The spread of fake and misleading information has increased over the recent years (Di Domenico et al., 2021), and has had significant consequences both on individual decision making and public policy (Naeem et al., 2020).
Since politically-driven motivated reasoning is common (Thaler, 2020), and influences how news is perceived (Tsang, 2020; Vegetti & Mancosu, 2020; Kudrnac, 2020), teaching cognitive skills to fight misinformation seems an important, long-run objective (Allchin, 2018). As of yet, such programs have had mixed success (Badrinathan, 2020), documenting substantial heterogeneity in how people of opposing beliefs choose to consume and analyse information.
In my 2017 field experiment, I studied whether teaching students techniques how to build and refute an argument, and support their views with evidence, helps students detect fake news. While I found that the treatment generally improved argumentative reasoning by 0.1 of a standard deviation, there was substantial heterogeneity (about 0.2σ) in students’ performance on a fake news test depending on their political ideology. The experiment was not powered to study the mechanisms underlying this heterogeneity, and thus I propose this online experiment to do so.
I aim to focus on two aspects of political news consumption:
- Do people pre-emptively choose to read different articles when they know they will be asked to fact-check and critically analyse the news?
- How does partisanship affect news scrutiny?
In line with past research, I hypothesize:
H1a: Subjects prefer to read articles that are aligned with their own political views.
H1b: Subjects prefer to fact-check articles that are opposed to their own political views.
H2: Subjects apply less critical scrutiny to articles aligned with their own political views.
I propose three mechanisms for H2:
- selective (in)attention
- desire to protect own views and not face counter-arguments
- lack of cognition in the face of ambiguous evidence
The experiment will consist of three parts:
First, the subjects will complete a questionnaire about their demographics, and political opinions. (Political opinions questions will be taken from the European and World Values Surveys.) They will also be presented with two article headlines, and asked to choose which article they would prefer to answer questions about later. Of these headlines, one will be liberal-, and the other conservative-leaning. One group (“fact-checking”) will be told that they will be asked to analyse and fact-check the article in question, whereas the other group (“reading”) will not be told what type of questions they will be asked. (The subjects’ choice will be implemented with a 70% probability.) Taken together, this allows for a test of H1, namely whether subjects tend to “read” a different type of article than they choose to “fact-check”. Additionally, I will also ask the subjects why they chose one article over the other.
Second, the subjects will read a short lecture about how statistics could be presented in misleading ways. To verify that the subjects have understood the materials and are able to apply these skills, they will complete a fact-checking and analysis of a “neutral” article.

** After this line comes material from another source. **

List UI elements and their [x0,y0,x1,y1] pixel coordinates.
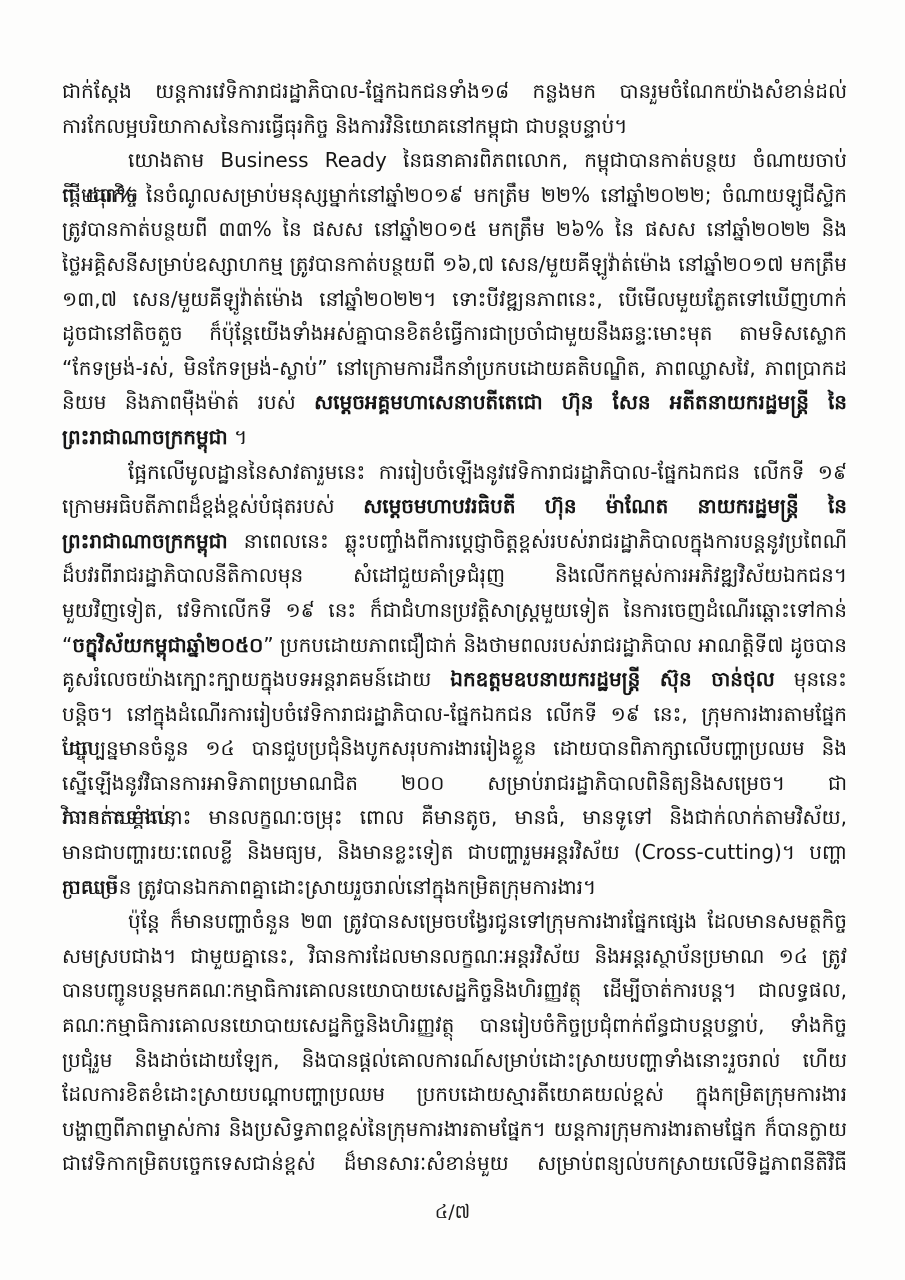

Finally, the subjects will be presented with either a liberal- or conservative-leaning article (depending on their choice and the randomizer), and will be again asked to perform a fact-check and analysis.
In parts 2 and 3, as the subjects fact-check and analyse the articles, the experimental interface will track where and how many times subjects click to get more information about the article (e.g., whether they check the source of the article), and how much time they spend on the analysis. Both of these tests will be incentivized such that correct answers yield monetary bonuses.
By comparing the subjects’ test results from parts 2 and 3 (within-subjects), and from parts 3 (between-subjects), I will be able to test H2. Moreover, the subjects’ clicking behavior and answers to test questions will provide information about the underlying mechanisms.
I will also incorporate an attention check and an experimenter demand check.
To have sufficient power to evaluate H1 and H2 (between subjects), a t-test with alpha=0.05, power of 80%, and effect size of 0.2 (in line with my 2017 field experiment concerning heterogeneity) requires approx. 400 subjects per cell. My 70-30 randomization of article assignment guarantees that even if all subjects in both conditions (“reading” and “fact-checking”) prefer one article over the other, at least 30% of subjects will analyse an article they did not prefer. With 400 as 30% of the minimal sample size, this calls for a total of approximately 1340 subjects.
I aim to pilot the experiment with 60 subjects in order to check that subjects understand the tasks, and the software correctly monitors behavior. If no problems are found, I will merge these 60 subjects with the main analysis pool.
With 1400 subjects total, 5 GBP payment for a 45-min experiment, the Prolific estimate returns 9333 GBP. I will use the remainder of the Prolific grant (approx. 700 GBP) plus my ASFEE 2019 conference prize (750 EUR) I won for the purpose of running a follow-up experiment to my field work to pay the subjects’ performance bonuses. Therefore, I am asking for the full 10 000 GBP and I will supplement it with another money source.
Both the dataset and code will be made publicly available upon publication at a public data repository Dataverse, my personal website (lenkafiala.com), and (if possible) at the journal’s website.
I will target journals that allow for open access publication, or ensure a pre-print version of the manuscript is freely available without any restrictions.
I will obtain IRB approval of the experiment from my institution prior to conducting the study.